With a 64 KB address space, it could take a painfully long time to manually scroll to a specific address. So I added a little popup command window that allows the user to type in an address and jump directly to it in the memory viewer.

The algorithm is essentially:

If the user presses the g key, open the goto address command window
If the command window is open, record user input into a buffer only allowing valid hex digits
If the user presses enter, calculate the scroll offset needed to jump to the desired address and set scroll_y

The scroll offset calculation is pretty simple: we align the user supplied address down to 16 bytes to get the address at the start of the line, divide by 16 to get the line number, and multiply by the height of a text line to get the scroll offset. Now we can easily jump around to any location in the address space!
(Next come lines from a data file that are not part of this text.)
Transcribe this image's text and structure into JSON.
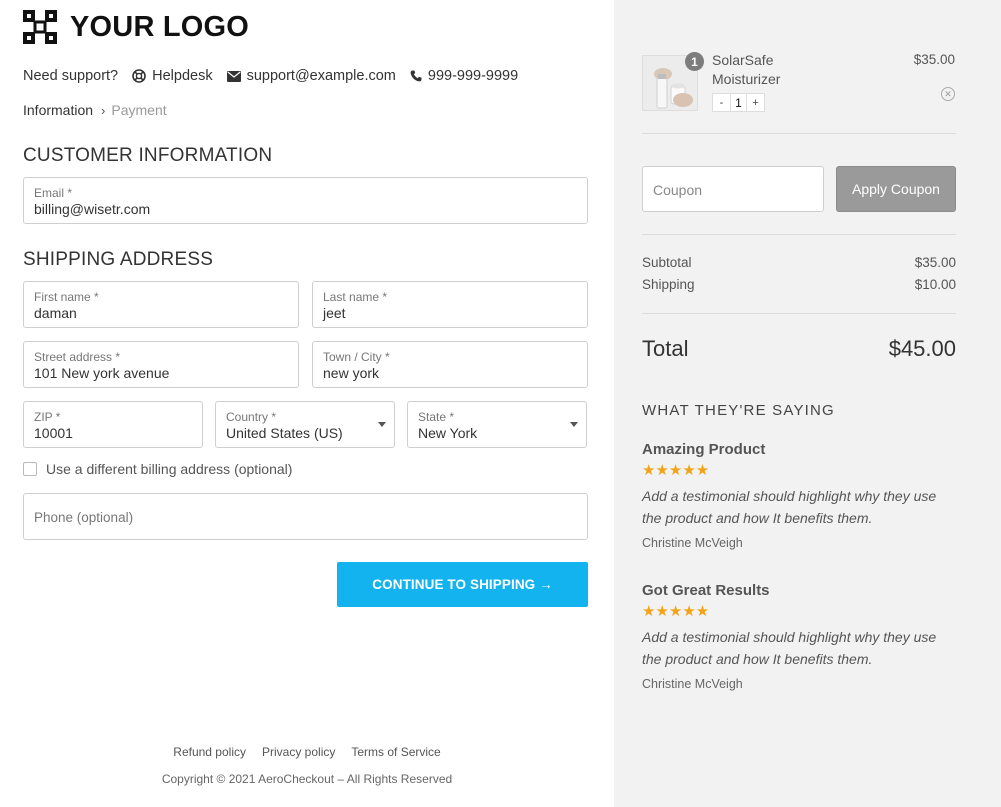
{
  "logo": {
    "text": "YOUR LOGO",
    "icon": "logo-mark-icon"
  },
  "support": {
    "label": "Need support?",
    "helpdesk": "Helpdesk",
    "email": "support@example.com",
    "phone": "999-999-9999"
  },
  "breadcrumb": {
    "step1": "Information",
    "step2": "Payment"
  },
  "customer_info": {
    "title": "CUSTOMER INFORMATION",
    "email_label": "Email *",
    "email_value": "billing@wisetr.com"
  },
  "shipping": {
    "title": "SHIPPING ADDRESS",
    "first_name_label": "First name *",
    "first_name_value": "daman",
    "last_name_label": "Last name *",
    "last_name_value": "jeet",
    "street_label": "Street address *",
    "street_value": "101 New york avenue",
    "city_label": "Town / City *",
    "city_value": "new york",
    "zip_label": "ZIP *",
    "zip_value": "10001",
    "country_label": "Country *",
    "country_value": "United States (US)",
    "state_label": "State *",
    "state_value": "New York",
    "billing_checkbox_label": "Use a different billing address (optional)",
    "phone_placeholder": "Phone (optional)"
  },
  "continue_button": "CONTINUE TO SHIPPING →",
  "footer": {
    "links": [
      "Refund policy",
      "Privacy policy",
      "Terms of Service"
    ],
    "copyright": "Copyright © 2021 AeroCheckout – All Rights Reserved"
  },
  "cart": {
    "item": {
      "name": "SolarSafe Moisturizer",
      "price": "$35.00",
      "quantity": "1",
      "badge": "1",
      "minus": "-",
      "plus": "+"
    },
    "coupon_placeholder": "Coupon",
    "apply_coupon": "Apply Coupon",
    "subtotal_label": "Subtotal",
    "subtotal_value": "$35.00",
    "shipping_label": "Shipping",
    "shipping_value": "$10.00",
    "total_label": "Total",
    "total_value": "$45.00"
  },
  "testimonials": {
    "title": "WHAT THEY'RE SAYING",
    "items": [
      {
        "title": "Amazing Product",
        "stars": "★★★★★",
        "rating": 5,
        "text": "Add a testimonial should highlight why they use the product and how It benefits them.",
        "author": "Christine McVeigh"
      },
      {
        "title": "Got Great Results",
        "stars": "★★★★★",
        "rating": 5,
        "text": "Add a testimonial should highlight why they use the product and how It benefits them.",
        "author": "Christine McVeigh"
      }
    ]
  },
  "colors": {
    "accent": "#12b3ee",
    "star": "#f1a417",
    "sidebar_bg": "#f2f2f2",
    "coupon_button": "#9a9a9a"
  }
}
memory viewer goto address command window

Demonstration

With these three new features, we have gained a much better view into the system and can visualize what is going on in the NES. The pattern table viewer shows us how some games swap palettes to achieve blinking lights or swap tiles to achieve more interesting character animations. The disassembler lets us see exactly what instructions the CPU is executing and view the state of all the CPU registers. The memory viewer lets us explore the entire memory space, and combined with the debug window allows us to see how the CPU interacts with all the devices connected to the bus. Here is video demonstrating the use of all of the features implemented during the jam.

Closing Thoughts

I had a really fun weekend hacking on my emulator, and I think I was able to achieve some interesting results. Jams are really effective at showing you how much you can get done when you consciously set aside a chunk of time to intensely focus and work hard. It was also cool to see people posting updates, screenshots, and clips of their projects in the Handmade Network discord. Here are just a few of my favorite projects submitted that you should also check out: REDE, y no server, and PNG Chunk Explorer. See all the Visibility Jam projects here.

Thanks for reading!

Shout Outs

The visual layout for the debug window I copied from javidx9’s emulator. Check out his youtube channel, he is great.

Reading through the source code of bisqwit’s emulator gave me some ideas for my own.

I am a huge fan of Sean Barrett’s single-header libraries, and he has one for true type font rasterizing, stb_truetype. I had never used it before the jam but it got me up and running with text rendering in no time. Thanks Sean.

I highly recommend Rodrigo Copetti’s article as an overview of the NES architecture.

The NESdev Wiki is absolutely indispensable for learning about the NES and how to emulate it. I am so grateful to the amazing community that put in an enormous amount of work to reverse engineer and document the system. In particular, a huge thank you to Blargg and Disch (RIP). I found your resources and forum posts monumentally helpful and I would not have been able to write my emulator without them.